Yoshiharu Tsukamoto of Atelier Bow Wow and Tokyo Tech. rounded out the Congress with a talk that charted a great swathe of research and projects centred his notion of ‘Behaviourology’; where natural, human and architectural behaviour intersect. Tsukamoto presented Koisuru-Buta Laboratory as an architecturally simple but socially sophisticated model of instilling agency. Providing long term employment to people with physical and mental disabilities, the pork processing facility, restaurant and farmers market, reconnects individuals (consumers) with primary producers.
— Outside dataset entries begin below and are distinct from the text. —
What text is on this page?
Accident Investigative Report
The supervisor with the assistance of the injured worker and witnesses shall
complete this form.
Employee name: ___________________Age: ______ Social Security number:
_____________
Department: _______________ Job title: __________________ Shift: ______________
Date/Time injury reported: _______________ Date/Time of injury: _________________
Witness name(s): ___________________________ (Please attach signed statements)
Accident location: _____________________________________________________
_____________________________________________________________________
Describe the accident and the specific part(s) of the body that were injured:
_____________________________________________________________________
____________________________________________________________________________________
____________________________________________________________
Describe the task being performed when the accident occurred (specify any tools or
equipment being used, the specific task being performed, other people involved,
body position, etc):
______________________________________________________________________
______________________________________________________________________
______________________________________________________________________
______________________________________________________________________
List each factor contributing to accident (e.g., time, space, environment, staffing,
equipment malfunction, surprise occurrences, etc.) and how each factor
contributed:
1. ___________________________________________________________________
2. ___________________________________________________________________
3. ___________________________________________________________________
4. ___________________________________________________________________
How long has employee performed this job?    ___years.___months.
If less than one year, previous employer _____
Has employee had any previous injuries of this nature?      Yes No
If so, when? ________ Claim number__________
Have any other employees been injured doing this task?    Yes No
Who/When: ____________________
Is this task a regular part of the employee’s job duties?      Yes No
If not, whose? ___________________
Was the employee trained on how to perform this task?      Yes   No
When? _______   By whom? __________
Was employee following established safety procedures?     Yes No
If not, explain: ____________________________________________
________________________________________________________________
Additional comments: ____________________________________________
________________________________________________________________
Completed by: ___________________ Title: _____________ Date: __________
Meanwhile the construction of the centre’s latest wing has revitalised a small scale forestry industry and provided possibly the last opportunity for a number of elderly carpenters to pass on their skills to another generation.
Agency as Congress
Congress as an institution is a tonic; presenting a series of possibilities to consider and debate, reject or hybridise and disseminate through our own practice. Agency 2017 has provoked more questions than answers, as any good Congress should! I still don’t know how to de-commodify the Australian understanding of ‘home’; I am still unclear of how we can best revolutionise professional practice; but I left Sydney invigorated, and determined to seek out and deploy every inch of agency I can muster. As the first Australasian Student Architecture Congress in eight years to be completely orchestrated by students, Agency 2017 is the very embodiment of its theme and the entire team should be applauded this stellar effort. An understandably emotional Peter Nguyen closed the Congress by quoting the late great Paul Pholeros: “You have to make a difference every single day.” As spatial agents heading back into halls of our institutions or the workstations of our offices, these words are now our call to arms.